A música e a poesia por vezes gostam de formar um matrimônio, mas preferem mesmo acasalar. Trata-se, assim, de um casal que, às vezes, gosta de viver em casas separadas, e até divorciado, mas nunca deixa de estar mantida, latente, a relação.
A multiartista estadunidense, chamada de “princesa do punk”, desperta paixões em seus fãs no mundo inteiro. Mas a sua maior paixão é Arthur Rimbaud. Há alguns anos ela comprou a casa de sua família nas Ardenas. Foi onde ele escreveu, ao menos em parte, Une saison en enfer. Smith quer reabri-la no futuro como residência artística para escritores e jovens poetas que se concentrem nos seus projetos. Tanto valor dado a um mestre da escrita não é por simples amor, e, sim, porque ela própria reconhece que é na literatura onde melhor se situa. Numa entrevista ao jornal espanhol La Vanguardia (12-5-2023) afirmou:
“Sou uma artista, interpreto música e me sinto orgulhosa disso, mas não sou uma música, não penso como tal nem meu foco é a música. Eu me considero uma escritora, cheguei à música, ao rock and roll, através da poesia, foi assim que comecei. Alegro-me muito de que as pessoas gostem de minhas canções e venham aos meus shows, mas penso em mim como escritora, tenho 76 anos e, à medida que envelheça provavelmente passarei a maior parte do tempo escrevendo, assim é como gostaria de viver meus últimos dias”.

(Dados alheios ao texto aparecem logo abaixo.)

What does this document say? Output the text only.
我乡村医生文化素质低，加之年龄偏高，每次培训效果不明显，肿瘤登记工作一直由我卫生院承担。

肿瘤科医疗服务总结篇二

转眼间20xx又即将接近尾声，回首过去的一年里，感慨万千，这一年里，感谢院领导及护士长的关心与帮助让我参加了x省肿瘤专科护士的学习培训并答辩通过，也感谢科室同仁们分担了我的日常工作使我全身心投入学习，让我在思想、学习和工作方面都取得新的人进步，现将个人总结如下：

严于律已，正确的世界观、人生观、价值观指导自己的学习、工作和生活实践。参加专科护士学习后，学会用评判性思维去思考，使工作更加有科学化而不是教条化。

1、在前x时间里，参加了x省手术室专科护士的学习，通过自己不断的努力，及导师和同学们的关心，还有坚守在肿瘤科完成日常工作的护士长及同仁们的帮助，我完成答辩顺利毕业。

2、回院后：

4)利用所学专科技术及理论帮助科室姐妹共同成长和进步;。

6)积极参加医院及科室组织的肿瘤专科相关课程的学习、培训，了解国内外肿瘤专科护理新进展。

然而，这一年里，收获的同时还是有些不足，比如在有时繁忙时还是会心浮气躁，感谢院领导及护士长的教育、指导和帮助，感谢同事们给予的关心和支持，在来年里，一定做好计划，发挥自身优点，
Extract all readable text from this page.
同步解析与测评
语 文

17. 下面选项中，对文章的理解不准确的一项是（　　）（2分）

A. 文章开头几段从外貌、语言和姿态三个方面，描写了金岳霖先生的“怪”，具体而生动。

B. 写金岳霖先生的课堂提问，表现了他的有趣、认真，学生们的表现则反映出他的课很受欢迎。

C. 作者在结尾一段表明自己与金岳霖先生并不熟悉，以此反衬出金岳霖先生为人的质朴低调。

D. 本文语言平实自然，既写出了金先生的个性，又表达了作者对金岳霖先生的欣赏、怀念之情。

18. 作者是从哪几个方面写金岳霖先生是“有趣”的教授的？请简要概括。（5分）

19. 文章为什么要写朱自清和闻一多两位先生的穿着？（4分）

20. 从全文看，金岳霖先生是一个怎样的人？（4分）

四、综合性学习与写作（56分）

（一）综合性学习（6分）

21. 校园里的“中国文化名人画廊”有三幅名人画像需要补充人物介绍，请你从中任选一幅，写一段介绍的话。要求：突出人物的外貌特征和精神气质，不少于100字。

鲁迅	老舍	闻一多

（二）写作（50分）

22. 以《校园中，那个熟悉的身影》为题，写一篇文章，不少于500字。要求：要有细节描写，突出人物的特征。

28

Patti Smith lançou sua própria versão de Une saison en enfer. Sua “relação” com o autor desse livro é antiga. Começou aos 16 anos de idade. Ela é quem conta, neste trecho do livro Só garotos:
“Meus poucos camaradas haviam se mudado para Nova York para escrever poesia e estudar artes e eu me sentia muito sozinha. Encontrara alívio em Arthur Rimbaud, com quem havia deparado em uma banca de livros do outro lado da rodoviária de Filadélfia quando tinha 16 anos. Seu olhar arrogante me encarou da capa de Illuminations. Ele possuía uma Inteligência irreverente que me acendera, e tomei-o por um compatriota, um parente, e até um amor secreto. Sem ter os 99 centavos para comprar o livro, surrupiei-o”.
Esse caso de amor de Patti Smith com Arthur Rimbaud já dura 60 anos.
Comprar a casa da família do poeta em Roche (cercanias de Charleville-Mézières), em 2017, foi apenas um gesto entre tantos de sua constante homenagem a ele.
Para marcar os 150 anos da primeira edição de Une saison en enfer, a Gallimard encomendou a ela algo especial. Uma reedição mais do que ampliada dos oito poemas em prosa que compõem Une saison. O livro passou a integrar a coleção ilustrada Blanche, que reúne artistas contemporâneos. Periodicamente, eles são convidados a inventar, ao seu bel-prazer, numa obra literária.
A Saison de Rimbaud-Smith compõe-se, além dos poemas, de desenhos, cartas, fotos, escritos... Uma antologia pessoal torna ainda mais rara essa obra: os poemas de Rimbaud que mais a estimularam e inspiraram, ao longo do tempo. Ela entende Rimbaud como um adolescente que viu e rejeitou todos os espelhos, lutou contra todos os demônios, desmascarou todos os anjos e se tornou o profeta dos tempos modernos e ultramodernos.
Patti Smith e Arthur Rimbaud representam um caso extremo de afinidade eletiva, de amor, de filiação espiritual e comunhão poética, que ela compartilha com Bob Dylan. Sua edição de Une saison é um convite à leitura e, sobretudo, às muitas releituras que suscitam esse livreto.